Latino immigrants come for medical help, complaining of severe headaches or chest pains or a combination of painful ailments. But examining doctors can find no physical cause for the pain. They conclude that the phenomenon is somatization, a condition where there are physical symptoms for which no organic causes can be found.
What induces the phantom ailments among some Latino immigrants?
The answer may emerge in a three-year study being launched this summer by Dr. Howard Waitzkin, a UC Irvine professor of medicine and social science. The National Institute of Mental Health is scheduled today to announce a $1.2-million grant for the UCI study.
In an interview Wednesday, Waitzkin said stress is one of the suspected causes of the immigrants’ physical pain. He said some immigrants, especially those coming from war-ravaged Central American countries, are showing the effects of accumulated stress.
“Many patients we’ve studied so far have no psychiatric abnormalities per se,” Waitzkin said. “But they have lived through very stressful situations both in their own countries and in immigrating to the United States. We think the immigrants are showing this stress through somatic (body) symptoms rather than through actual psychiatric disturbance.”

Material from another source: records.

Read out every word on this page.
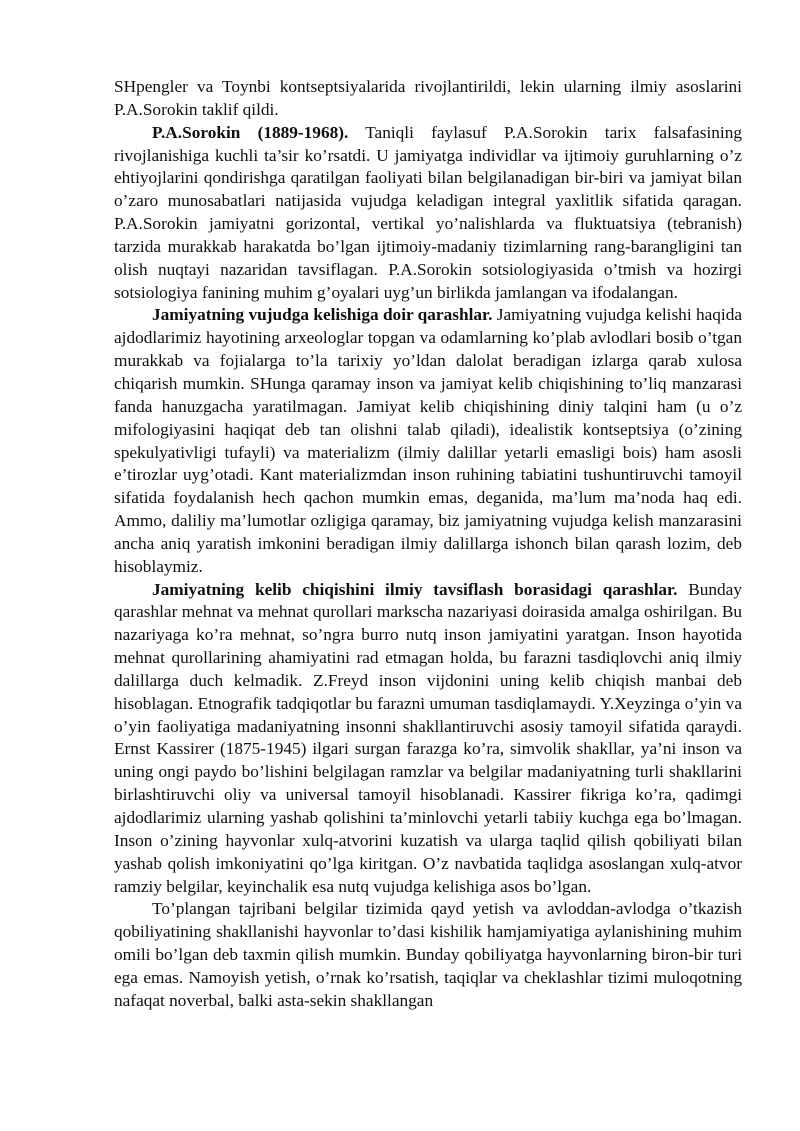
SHpengler va Toynbi kontseptsiyalarida rivojlantirildi, lekin ularning ilmiy asoslarini P.A.Sorokin taklif qildi.

P.A.Sorokin (1889-1968). Taniqli faylasuf P.A.Sorokin tarix falsafasining rivojlanishiga kuchli ta’sir ko’rsatdi. U jamiyatga individlar va ijtimoiy guruhlarning o’z ehtiyojlarini qondirishga qaratilgan faoliyati bilan belgilanadigan bir-biri va jamiyat bilan o’zaro munosabatlari natijasida vujudga keladigan integral yaxlitlik sifatida qaragan. P.A.Sorokin jamiyatni gorizontal, vertikal yo’nalishlarda va fluktuatsiya (tebranish) tarzida murakkab harakatda bo’lgan ijtimoiy-madaniy tizimlarning rang-barangligini tan olish nuqtayi nazaridan tavsiflagan. P.A.Sorokin sotsiologiyasida o’tmish va hozirgi sotsiologiya fanining muhim g’oyalari uyg’un birlikda jamlangan va ifodalangan.

Jamiyatning vujudga kelishiga doir qarashlar. Jamiyatning vujudga kelishi haqida ajdodlarimiz hayotining arxeologlar topgan va odamlarning ko’plab avlodlari bosib o’tgan murakkab va fojialarga to’la tarixiy yo’ldan dalolat beradigan izlarga qarab xulosa chiqarish mumkin. SHunga qaramay inson va jamiyat kelib chiqishining to’liq manzarasi fanda hanuzgacha yaratilmagan. Jamiyat kelib chiqishining diniy talqini ham (u o’z mifologiyasini haqiqat deb tan olishni talab qiladi), idealistik kontseptsiya (o’zining spekulyativligi tufayli) va materializm (ilmiy dalillar yetarli emasligi bois) ham asosli e’tirozlar uyg’otadi. Kant materializmdan inson ruhining tabiatini tushuntiruvchi tamoyil sifatida foydalanish hech qachon mumkin emas, deganida, ma’lum ma’noda haq edi. Ammo, daliliy ma’lumotlar ozligiga qaramay, biz jamiyatning vujudga kelish manzarasini ancha aniq yaratish imkonini beradigan ilmiy dalillarga ishonch bilan qarash lozim, deb hisoblaymiz.

Jamiyatning kelib chiqishini ilmiy tavsiflash borasidagi qarashlar. Bunday qarashlar mehnat va mehnat qurollari markscha nazariyasi doirasida amalga oshirilgan. Bu nazariyaga ko’ra mehnat, so’ngra burro nutq inson jamiyatini yaratgan. Inson hayotida mehnat qurollarining ahamiyatini rad etmagan holda, bu farazni tasdiqlovchi aniq ilmiy dalillarga duch kelmadik. Z.Freyd inson vijdonini uning kelib chiqish manbai deb hisoblagan. Etnografik tadqiqotlar bu farazni umuman tasdiqlamaydi. Y.Xeyzinga o’yin va o’yin faoliyatiga madaniyatning insonni shakllantiruvchi asosiy tamoyil sifatida qaraydi. Ernst Kassirer (1875-1945) ilgari surgan farazga ko’ra, simvolik shakllar, ya’ni inson va uning ongi paydo bo’lishini belgilagan ramzlar va belgilar madaniyatning turli shakllarini birlashtiruvchi oliy va universal tamoyil hisoblanadi. Kassirer fikriga ko’ra, qadimgi ajdodlarimiz ularning yashab qolishini ta’minlovchi yetarli tabiiy kuchga ega bo’lmagan. Inson o’zining hayvonlar xulq-atvorini kuzatish va ularga taqlid qilish qobiliyati bilan yashab qolish imkoniyatini qo’lga kiritgan. O’z navbatida taqlidga asoslangan xulq-atvor ramziy belgilar, keyinchalik esa nutq vujudga kelishiga asos bo’lgan.

To’plangan tajribani belgilar tizimida qayd yetish va avloddan-avlodga o’tkazish qobiliyatining shakllanishi hayvonlar to’dasi kishilik hamjamiyatiga aylanishining muhim omili bo’lgan deb taxmin qilish mumkin. Bunday qobiliyatga hayvonlarning biron-bir turi ega emas. Namoyish yetish, o’rnak ko’rsatish, taqiqlar va cheklashlar tizimi muloqotning nafaqat noverbal, balki asta-sekin shakllangan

Waitzkin said he treated a young immigrant woman from Guatemala who had several ailments, none of which had physical causes.

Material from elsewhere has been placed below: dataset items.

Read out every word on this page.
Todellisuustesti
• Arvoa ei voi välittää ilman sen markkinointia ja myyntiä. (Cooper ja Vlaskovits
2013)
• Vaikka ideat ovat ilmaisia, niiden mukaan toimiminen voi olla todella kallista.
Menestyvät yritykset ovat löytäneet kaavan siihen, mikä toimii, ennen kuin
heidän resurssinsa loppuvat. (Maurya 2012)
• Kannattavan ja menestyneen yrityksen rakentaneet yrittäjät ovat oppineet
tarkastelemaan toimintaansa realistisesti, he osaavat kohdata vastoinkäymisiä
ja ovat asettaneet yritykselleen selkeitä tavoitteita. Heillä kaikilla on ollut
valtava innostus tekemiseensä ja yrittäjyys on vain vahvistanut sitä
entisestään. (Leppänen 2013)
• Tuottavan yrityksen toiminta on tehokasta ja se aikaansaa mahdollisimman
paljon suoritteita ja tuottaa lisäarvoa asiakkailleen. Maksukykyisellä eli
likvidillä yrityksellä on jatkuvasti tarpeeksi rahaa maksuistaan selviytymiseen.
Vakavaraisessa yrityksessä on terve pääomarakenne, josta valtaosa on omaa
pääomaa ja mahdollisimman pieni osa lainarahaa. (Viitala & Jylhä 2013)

“She had fled from Guatemala because of political repression by the army in the rural area in which she was living,” he said. “She had a very difficult time in immigrating, including instances of sexual harassment.”
The young woman sought medical help because she was suffering pelvic pains, headaches, chest pains and heart palpitations. Waitzkin said that when no physical source for the pain was found, he talked to the woman, asking her to describe “some of the experiences she had gone through.” He said the woman then told him about family members having been tortured and killed. Waitzkin said that the woman’s physical ailments stemmed from the mental trauma of her past and that talking about the experiences helped relieve the problem.
Although phantom ailments may have no physical cause, the pains and disorders are very real to those suffering from them. “Patients actually experience these real pains,” Waitzkin said. “They’re really troubled by physical symptoms.”
He said the phantom ailments “can include dizziness, problems with sleep, abdominal distress and various neurological symptoms.”
Immigrants who suffer from these conditions may seek help at community health facilities, including UCI’s North Orange County Community Clinic in Anaheim, where Waitzkin works. Such health facilities can waste time and money trying to diagnose an immigrant’s phantom ailments, Waitzkin said.
“One of the more costly problems with somatization is that doctors tend to react by doing a series of expensive tests to try to find the physical source,” he said. He added that the UCI research will likely help community-clinic doctors by providing clues about non-physical causes for some immigrants’ ailments.
“By revealing more information about the problem, we can improve the quality of health service and cut costs,” Waitzkin said.